Teaching Physics First
Columbia Public Schools and the University of Missouri received a $3 million government grant for a program called Physics First.
"It makes sense to teach the basic science in a sense, the building block first, which is physics, than to teach chemistry, than to teach biology," explained Meera Chandrasekhar, MU physics professor.
Physics First uses modeling, which lets students come up with their own experiments. Jim Roble has used the technique for the past year.
"At first they were very frightened," he recalled. "At first they would just ask, 'Why can't you just tell us the equation?'"
Now, Roble said his students embrace the change.
"They said, 'Why can't we do what we've been doing all year, and do modeling of physics?'" he said.
Program organizers say teaching physics during the first year of high school helps students.
"At the ninth grade, because of where the students are developmentally, it is also important to lay the foundation of looking at physics phenomena, trying to look at experiencing the physics phenomena through experiments," said Chandrasekhar.

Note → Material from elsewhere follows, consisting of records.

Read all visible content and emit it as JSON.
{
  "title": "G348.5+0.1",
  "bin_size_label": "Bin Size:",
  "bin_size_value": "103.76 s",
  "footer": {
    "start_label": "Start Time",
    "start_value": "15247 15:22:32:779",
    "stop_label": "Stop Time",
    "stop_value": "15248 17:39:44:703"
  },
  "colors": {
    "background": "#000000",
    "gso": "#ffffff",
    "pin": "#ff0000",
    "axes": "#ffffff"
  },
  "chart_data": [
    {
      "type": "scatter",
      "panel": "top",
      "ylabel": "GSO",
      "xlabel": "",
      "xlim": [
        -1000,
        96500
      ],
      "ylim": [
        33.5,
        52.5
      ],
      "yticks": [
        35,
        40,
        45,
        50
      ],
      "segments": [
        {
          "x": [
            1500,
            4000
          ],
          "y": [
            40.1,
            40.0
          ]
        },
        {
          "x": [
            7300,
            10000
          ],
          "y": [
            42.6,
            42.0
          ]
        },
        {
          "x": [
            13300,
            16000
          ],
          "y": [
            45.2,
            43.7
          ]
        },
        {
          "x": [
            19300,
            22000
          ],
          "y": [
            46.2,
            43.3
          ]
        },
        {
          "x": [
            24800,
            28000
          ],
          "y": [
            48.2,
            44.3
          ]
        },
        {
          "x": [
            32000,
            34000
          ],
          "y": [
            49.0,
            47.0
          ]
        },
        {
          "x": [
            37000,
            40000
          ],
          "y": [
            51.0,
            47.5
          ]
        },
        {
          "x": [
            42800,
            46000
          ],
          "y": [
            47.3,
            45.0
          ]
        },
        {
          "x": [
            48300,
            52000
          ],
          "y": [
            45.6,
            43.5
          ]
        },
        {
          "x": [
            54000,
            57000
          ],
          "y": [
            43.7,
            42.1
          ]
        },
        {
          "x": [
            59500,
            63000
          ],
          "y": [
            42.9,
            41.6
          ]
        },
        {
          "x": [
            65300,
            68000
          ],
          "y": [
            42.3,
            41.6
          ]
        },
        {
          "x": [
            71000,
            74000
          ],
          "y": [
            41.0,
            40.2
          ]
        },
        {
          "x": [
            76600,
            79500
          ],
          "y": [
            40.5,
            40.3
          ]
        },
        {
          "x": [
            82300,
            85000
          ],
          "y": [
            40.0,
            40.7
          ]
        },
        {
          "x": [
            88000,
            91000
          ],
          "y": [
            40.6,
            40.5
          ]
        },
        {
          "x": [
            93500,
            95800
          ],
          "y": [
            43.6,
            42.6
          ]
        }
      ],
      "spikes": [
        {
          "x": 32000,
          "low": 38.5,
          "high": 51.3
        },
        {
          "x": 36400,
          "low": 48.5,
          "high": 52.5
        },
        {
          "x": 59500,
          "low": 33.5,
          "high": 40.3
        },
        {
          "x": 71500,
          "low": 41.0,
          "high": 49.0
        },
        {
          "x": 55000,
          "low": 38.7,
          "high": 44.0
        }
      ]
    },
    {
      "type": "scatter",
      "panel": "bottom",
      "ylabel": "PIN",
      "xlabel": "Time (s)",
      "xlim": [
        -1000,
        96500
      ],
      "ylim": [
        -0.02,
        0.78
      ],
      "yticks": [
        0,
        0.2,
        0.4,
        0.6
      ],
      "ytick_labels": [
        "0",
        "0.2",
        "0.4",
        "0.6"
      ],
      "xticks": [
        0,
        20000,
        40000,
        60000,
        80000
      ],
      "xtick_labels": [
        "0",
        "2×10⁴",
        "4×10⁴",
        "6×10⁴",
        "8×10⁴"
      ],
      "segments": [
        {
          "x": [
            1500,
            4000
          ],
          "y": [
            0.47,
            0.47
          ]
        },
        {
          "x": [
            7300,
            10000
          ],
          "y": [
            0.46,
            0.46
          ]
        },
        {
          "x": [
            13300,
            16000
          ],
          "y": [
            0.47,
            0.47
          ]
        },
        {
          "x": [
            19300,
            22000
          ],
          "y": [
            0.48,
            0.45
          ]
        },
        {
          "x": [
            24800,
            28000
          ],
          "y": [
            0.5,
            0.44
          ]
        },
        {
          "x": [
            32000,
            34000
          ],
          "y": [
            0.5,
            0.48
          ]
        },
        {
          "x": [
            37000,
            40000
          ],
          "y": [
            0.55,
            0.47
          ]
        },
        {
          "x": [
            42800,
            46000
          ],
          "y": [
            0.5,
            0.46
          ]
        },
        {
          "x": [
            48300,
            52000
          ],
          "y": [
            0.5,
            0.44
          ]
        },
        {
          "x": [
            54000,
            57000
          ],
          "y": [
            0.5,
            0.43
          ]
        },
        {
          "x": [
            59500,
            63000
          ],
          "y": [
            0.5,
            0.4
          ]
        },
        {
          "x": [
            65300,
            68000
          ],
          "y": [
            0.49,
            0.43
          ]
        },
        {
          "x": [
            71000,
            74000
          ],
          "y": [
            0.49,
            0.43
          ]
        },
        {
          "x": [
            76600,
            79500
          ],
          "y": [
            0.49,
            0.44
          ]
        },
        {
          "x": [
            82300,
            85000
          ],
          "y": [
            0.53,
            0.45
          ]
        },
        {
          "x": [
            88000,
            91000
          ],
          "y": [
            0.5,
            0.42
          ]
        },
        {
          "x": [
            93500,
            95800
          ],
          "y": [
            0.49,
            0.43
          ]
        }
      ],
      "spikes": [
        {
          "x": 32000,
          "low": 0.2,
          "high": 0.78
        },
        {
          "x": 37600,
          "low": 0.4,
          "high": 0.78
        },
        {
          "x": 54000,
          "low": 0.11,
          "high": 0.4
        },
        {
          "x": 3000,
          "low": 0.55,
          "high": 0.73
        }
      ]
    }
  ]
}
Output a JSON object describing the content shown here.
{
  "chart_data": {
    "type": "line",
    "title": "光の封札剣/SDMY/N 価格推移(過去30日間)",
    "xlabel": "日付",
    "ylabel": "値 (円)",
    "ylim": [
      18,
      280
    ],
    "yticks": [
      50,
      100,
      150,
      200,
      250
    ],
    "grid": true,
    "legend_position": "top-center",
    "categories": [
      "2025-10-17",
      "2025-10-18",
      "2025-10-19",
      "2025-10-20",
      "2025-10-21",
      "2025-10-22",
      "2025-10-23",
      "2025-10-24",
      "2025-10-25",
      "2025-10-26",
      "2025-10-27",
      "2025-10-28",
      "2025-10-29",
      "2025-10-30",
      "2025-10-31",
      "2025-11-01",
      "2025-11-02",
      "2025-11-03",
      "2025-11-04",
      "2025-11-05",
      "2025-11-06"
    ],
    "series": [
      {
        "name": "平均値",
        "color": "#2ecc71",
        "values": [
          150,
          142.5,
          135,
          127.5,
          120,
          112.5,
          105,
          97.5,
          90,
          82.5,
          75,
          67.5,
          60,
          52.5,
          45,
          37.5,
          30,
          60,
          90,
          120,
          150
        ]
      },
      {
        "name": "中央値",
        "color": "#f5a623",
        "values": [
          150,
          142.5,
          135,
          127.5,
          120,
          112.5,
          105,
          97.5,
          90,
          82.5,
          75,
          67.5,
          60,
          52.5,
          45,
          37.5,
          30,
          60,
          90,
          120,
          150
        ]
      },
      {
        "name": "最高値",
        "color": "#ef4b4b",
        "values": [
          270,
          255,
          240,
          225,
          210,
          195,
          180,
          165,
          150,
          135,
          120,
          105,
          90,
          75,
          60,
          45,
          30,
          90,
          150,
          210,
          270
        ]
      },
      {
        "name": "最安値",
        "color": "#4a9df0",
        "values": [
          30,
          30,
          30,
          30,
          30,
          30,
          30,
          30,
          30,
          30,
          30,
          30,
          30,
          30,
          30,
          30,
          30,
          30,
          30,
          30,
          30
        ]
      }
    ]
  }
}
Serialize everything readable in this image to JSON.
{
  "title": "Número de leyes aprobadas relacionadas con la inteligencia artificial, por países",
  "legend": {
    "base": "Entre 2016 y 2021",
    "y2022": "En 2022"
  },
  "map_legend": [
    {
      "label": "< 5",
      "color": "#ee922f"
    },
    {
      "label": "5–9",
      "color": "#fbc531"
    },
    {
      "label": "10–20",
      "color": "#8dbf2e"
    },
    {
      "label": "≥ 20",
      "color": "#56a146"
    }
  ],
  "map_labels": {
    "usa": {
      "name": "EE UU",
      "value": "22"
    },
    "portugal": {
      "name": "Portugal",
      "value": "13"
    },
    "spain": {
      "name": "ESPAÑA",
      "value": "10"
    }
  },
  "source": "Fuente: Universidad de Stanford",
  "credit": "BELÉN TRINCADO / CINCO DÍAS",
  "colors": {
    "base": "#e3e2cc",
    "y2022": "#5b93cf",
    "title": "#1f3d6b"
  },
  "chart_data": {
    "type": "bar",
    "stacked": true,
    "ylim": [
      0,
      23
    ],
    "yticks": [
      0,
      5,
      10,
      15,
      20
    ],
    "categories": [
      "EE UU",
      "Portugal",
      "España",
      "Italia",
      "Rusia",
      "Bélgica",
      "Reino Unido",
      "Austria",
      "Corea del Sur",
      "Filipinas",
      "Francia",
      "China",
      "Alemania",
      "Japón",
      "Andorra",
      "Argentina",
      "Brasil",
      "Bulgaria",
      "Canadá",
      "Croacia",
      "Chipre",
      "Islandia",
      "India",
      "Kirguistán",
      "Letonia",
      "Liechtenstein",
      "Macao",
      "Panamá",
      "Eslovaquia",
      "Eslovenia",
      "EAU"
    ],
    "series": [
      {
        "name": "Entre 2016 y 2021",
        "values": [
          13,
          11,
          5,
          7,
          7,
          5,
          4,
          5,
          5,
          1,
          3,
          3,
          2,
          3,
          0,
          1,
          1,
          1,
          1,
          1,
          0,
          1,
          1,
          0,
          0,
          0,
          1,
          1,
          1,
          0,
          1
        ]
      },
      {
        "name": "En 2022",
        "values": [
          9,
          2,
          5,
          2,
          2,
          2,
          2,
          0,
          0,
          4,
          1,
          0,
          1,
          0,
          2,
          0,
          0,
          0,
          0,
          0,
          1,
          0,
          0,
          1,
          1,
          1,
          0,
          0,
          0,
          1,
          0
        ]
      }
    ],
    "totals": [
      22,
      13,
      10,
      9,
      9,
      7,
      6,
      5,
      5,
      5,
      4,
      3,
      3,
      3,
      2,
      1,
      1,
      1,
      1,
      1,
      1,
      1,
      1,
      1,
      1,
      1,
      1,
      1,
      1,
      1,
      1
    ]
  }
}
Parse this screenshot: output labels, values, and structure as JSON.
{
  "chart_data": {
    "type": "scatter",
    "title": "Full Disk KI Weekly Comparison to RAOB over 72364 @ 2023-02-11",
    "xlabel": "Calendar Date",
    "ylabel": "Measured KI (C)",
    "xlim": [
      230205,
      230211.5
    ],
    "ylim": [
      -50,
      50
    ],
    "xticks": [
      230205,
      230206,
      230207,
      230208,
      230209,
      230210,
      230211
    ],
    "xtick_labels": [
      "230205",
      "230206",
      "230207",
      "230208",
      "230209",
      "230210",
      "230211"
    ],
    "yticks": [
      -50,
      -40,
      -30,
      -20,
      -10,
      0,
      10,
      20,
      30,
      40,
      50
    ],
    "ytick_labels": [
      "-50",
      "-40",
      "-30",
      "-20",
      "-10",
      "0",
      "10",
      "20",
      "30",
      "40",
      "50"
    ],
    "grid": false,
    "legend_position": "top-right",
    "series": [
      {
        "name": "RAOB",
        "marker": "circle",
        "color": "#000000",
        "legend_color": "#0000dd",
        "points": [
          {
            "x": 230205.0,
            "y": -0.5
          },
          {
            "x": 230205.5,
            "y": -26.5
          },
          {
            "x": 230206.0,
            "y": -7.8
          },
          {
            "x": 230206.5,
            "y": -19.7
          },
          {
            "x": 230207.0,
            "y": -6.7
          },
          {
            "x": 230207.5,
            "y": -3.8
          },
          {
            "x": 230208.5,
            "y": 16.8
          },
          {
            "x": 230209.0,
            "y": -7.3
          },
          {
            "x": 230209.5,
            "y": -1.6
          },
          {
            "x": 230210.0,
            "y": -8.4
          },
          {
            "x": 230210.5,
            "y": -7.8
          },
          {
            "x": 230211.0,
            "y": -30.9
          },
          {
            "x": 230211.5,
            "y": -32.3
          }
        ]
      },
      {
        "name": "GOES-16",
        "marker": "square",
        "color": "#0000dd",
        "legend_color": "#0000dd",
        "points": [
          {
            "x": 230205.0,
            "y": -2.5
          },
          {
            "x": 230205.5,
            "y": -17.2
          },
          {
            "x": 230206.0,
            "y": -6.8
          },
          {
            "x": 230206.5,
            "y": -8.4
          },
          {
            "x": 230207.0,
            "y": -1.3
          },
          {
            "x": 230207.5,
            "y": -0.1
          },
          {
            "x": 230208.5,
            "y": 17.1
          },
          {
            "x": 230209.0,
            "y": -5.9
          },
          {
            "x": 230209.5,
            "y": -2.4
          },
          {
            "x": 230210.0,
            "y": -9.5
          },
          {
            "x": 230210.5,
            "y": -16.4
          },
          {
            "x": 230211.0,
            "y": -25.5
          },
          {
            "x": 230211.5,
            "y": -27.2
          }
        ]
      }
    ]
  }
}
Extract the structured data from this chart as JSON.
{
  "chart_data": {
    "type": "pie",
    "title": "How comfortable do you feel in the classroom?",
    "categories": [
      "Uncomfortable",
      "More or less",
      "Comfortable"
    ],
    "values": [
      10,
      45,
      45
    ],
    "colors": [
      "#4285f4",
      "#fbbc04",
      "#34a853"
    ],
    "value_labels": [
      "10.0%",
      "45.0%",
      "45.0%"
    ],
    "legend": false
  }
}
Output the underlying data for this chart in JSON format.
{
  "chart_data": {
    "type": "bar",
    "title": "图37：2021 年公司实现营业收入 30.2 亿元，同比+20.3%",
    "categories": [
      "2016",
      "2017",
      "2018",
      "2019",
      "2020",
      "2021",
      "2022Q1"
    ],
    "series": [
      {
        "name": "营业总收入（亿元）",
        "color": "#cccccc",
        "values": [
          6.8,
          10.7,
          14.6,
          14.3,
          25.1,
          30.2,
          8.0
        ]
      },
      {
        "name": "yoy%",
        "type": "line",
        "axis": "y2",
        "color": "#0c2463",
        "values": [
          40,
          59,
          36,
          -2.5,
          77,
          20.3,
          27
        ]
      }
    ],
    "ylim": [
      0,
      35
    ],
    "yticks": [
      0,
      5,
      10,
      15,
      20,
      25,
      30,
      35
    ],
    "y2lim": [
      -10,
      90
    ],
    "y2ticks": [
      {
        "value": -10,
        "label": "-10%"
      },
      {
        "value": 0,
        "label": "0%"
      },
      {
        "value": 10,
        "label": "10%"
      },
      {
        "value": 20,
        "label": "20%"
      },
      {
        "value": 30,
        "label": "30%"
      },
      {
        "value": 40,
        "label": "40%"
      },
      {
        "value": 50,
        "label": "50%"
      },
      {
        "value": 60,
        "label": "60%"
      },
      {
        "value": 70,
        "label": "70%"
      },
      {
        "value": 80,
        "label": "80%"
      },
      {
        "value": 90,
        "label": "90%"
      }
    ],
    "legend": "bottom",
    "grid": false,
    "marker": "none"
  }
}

Then, teachers hope ninth graders will study science later at places like MU. Teachers also hope students will raise their Missouri Assessment Program test scores. Roble already has received positive student feedback.
"Next year, I have the largest classes that I've ever had in my teaching career after just one year of teaching physics from a modeling standpoint," he noted.
Physics instructors will meet several times in the next three years to discuss teaching methods.